Taylor played four one-day internationals against New Zealand in 2004 as England beat the world champions 3-2.
She enjoyed a fine 2005 World Cup, which included scoring 136 against Sri Lanka, but England lost to Australia in the last four.
England exacted revenge by winning the Ashes 1-0 that summer, with Taylor hitting 43 in the first innings of the second and final Test which the hosts won by six wickets.
She made the highest individual score by a woman at Lord's when she hit 156 not out against India in the 2006 NatWest Series, and was shortlisted for the International Cricket Council's Women Cricketer of the Year award in 2007.
Taylor was England's leading performer on the winter tour to Australia and New Zealand. She helped retain the Ashes, scoring 79 and 64 not out in the one-off Test at Bowral, and beat the Kiwis, including an unbeaten 111 in the second ODI.
Her contribution was recognised when she was named England Women's Player of the Year at an awards ceremony at Lord's ahead of the 2008 international summer.
Taylor continued her fine form that season, fittingly seeing England home against India in her 100th ODI.
She was shortlisted for the Women’s Player of the Year for a second successive year at the ICC Awards in early September but England captain Charlotte Edwards took the prize.
Taylor helped England to World Cup glory in Australia during March 2009. She was named player of the tournament for her century against Sri Lanka and two fifties.

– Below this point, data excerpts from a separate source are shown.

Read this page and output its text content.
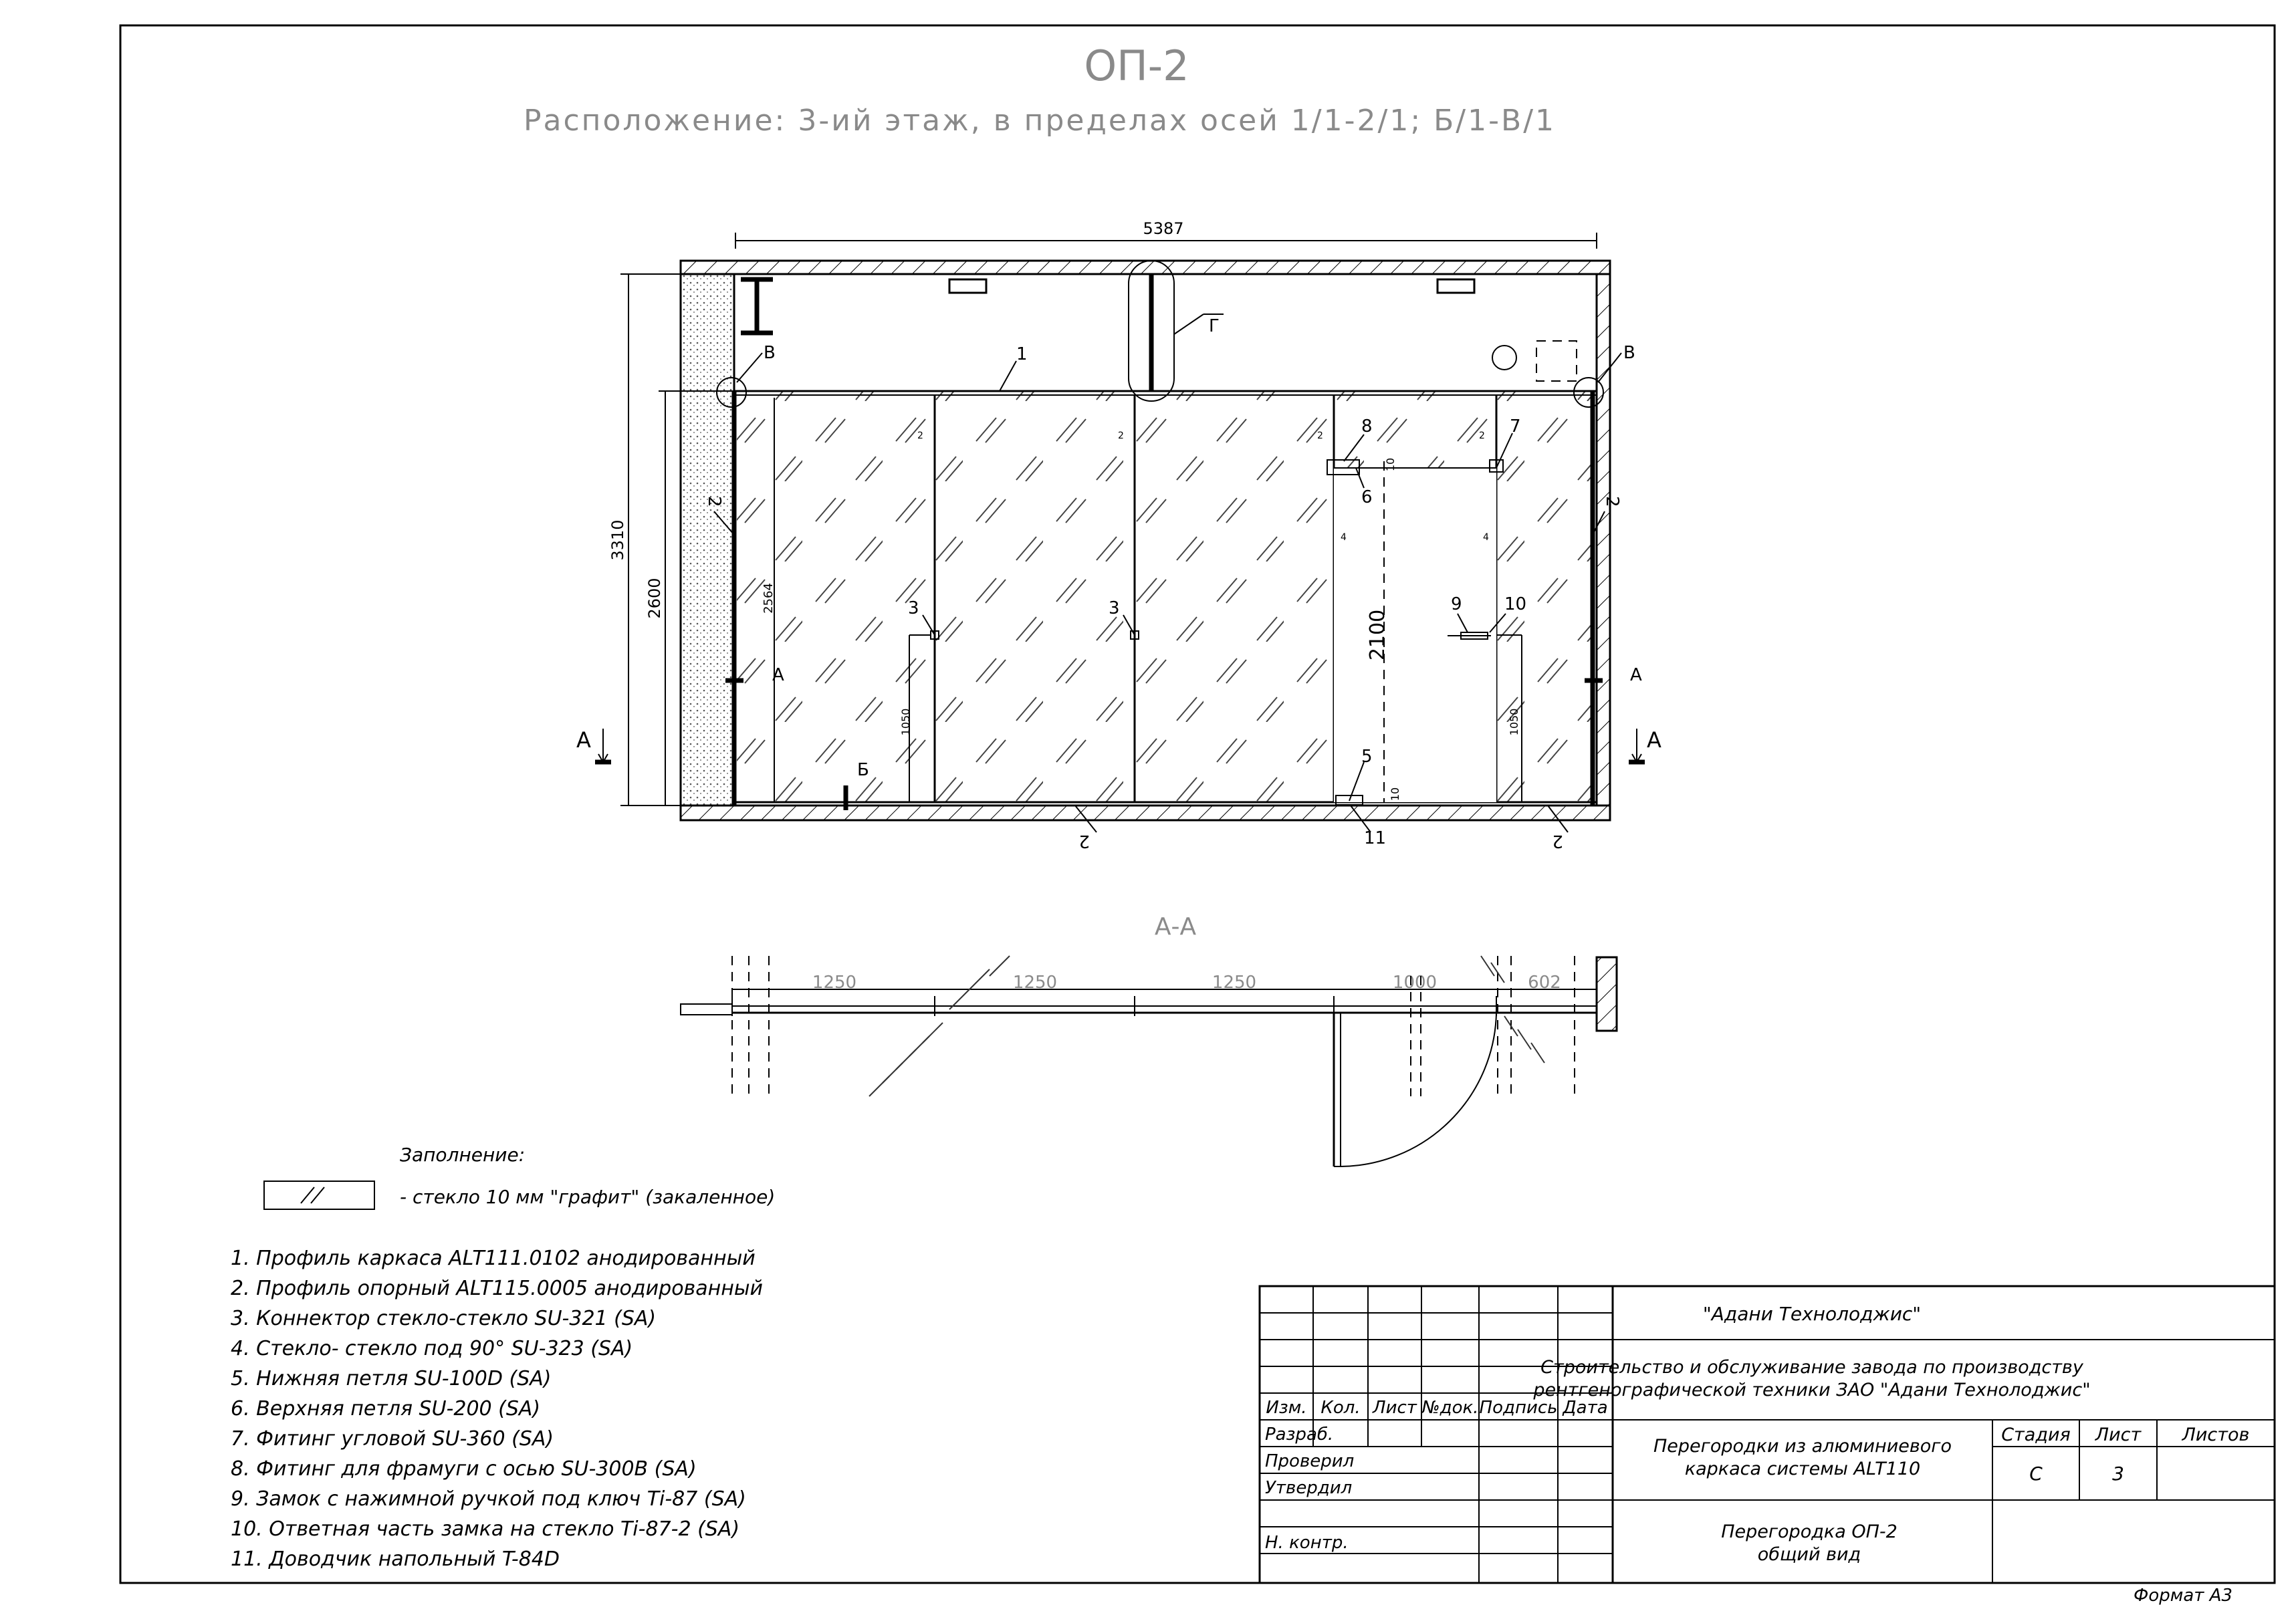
ОП-2
Расположение: 3-ий этаж, в пределах осей 1/1-2/1; Б/1-В/1
5387
3310
2600	2564
2100
1050	1050
10
10
1
2	2
2	2
3	3
4	4
5
6
7
8
9 10
11
В	В
Г
Б
А	А
А	А
2	2	2	2
А-А
1250	1250	1250	1000	602
Заполнение:
- стекло 10 мм "графит" (закаленное)
1. Профиль каркаса ALT111.0102 анодированный
2. Профиль опорный ALT115.0005 анодированный
3. Коннектор стекло-стекло SU-321 (SA)
4. Стекло- стекло под 90° SU-323 (SA)
5. Нижняя петля SU-100D (SA)
6. Верхняя петля SU-200 (SA)
7. Фитинг угловой SU-360 (SA)
8. Фитинг для фрамуги с осью SU-300B (SA)
9. Замок с нажимной ручкой под ключ Ti-87 (SA)
10. Ответная часть замка на стекло Ti-87-2 (SA)
11. Доводчик напольный T-84D
Изм. Кол. Лист №док. Подпись Дата
Разраб.
Проверил
Утвердил
Н. контр.
"Адани Технолоджис"
Строительство и обслуживание завода по производству
рентгенографической техники ЗАО "Адани Технолоджис"
Перегородки из алюминиевого
каркаса системы ALT110
Перегородка ОП-2
общий вид
Стадия Лист Листов
С	3
Формат А3
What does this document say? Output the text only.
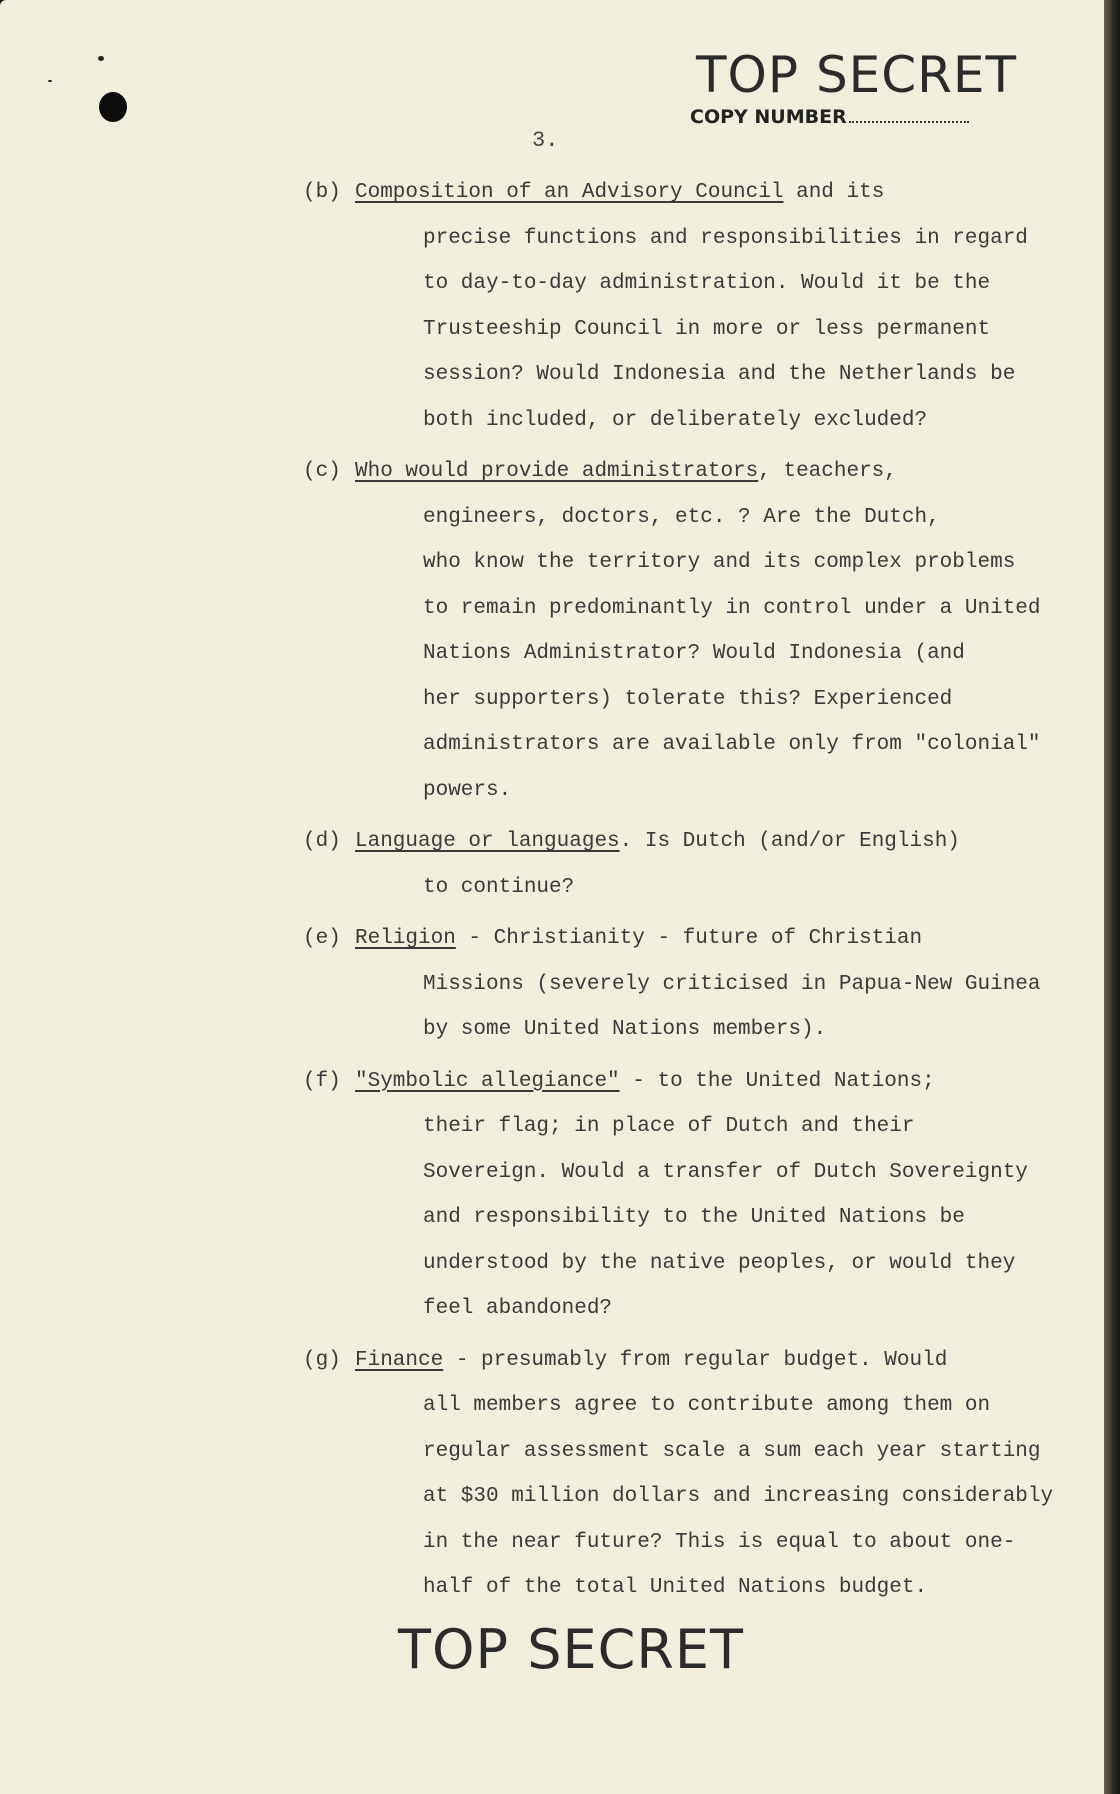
TOP SECRET
COPY NUMBER
3.
(b) Composition of an Advisory Council and its
precise functions and responsibilities in regard
to day-to-day administration. Would it be the
Trusteeship Council in more or less permanent
session? Would Indonesia and the Netherlands be
both included, or deliberately excluded?
(c) Who would provide administrators, teachers,
engineers, doctors, etc. ? Are the Dutch,
who know the territory and its complex problems
to remain predominantly in control under a United
Nations Administrator? Would Indonesia (and
her supporters) tolerate this? Experienced
administrators are available only from "colonial"
powers.
(d) Language or languages. Is Dutch (and/or English)
to continue?
(e) Religion - Christianity - future of Christian
Missions (severely criticised in Papua-New Guinea
by some United Nations members).
(f) "Symbolic allegiance" - to the United Nations;
their flag; in place of Dutch and their
Sovereign. Would a transfer of Dutch Sovereignty
and responsibility to the United Nations be
understood by the native peoples, or would they
feel abandoned?
(g) Finance - presumably from regular budget. Would
all members agree to contribute among them on
regular assessment scale a sum each year starting
at $30 million dollars and increasing considerably
in the near future? This is equal to about one-
half of the total United Nations budget.
TOP SECRET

She also took a stunning catch at gulley in the final against New Zealand.
Her status as a legend of the women’s game was secured when she was the first woman to become one of Wisden’s Five Cricketers of the Year.
She was also named player of the tournament in England’s victorious World Twenty20 campaign, with two unbeaten seventies and 39 not out to see her side over the line in the Lord’s final against New Zealand.
Taylor's seminal 2009 was capped when she beat off competition from Edwards to be named Women's Cricketer of the Year at the ICC Awards.
She was part that side that could not retain the World T20 in the West Indies but otherwise enjoyed a successful 2010.
Taylor was forced home early from the 2010-11 tour of Australia after suffering a shoulder injury in the second warm-up match against Western Australia.
She returned the following summer but it proved to be her last as, in July, she retired from international cricket, having scored 5,246 runs in 15 Tests, 126 one-day and 27 T20 internationals.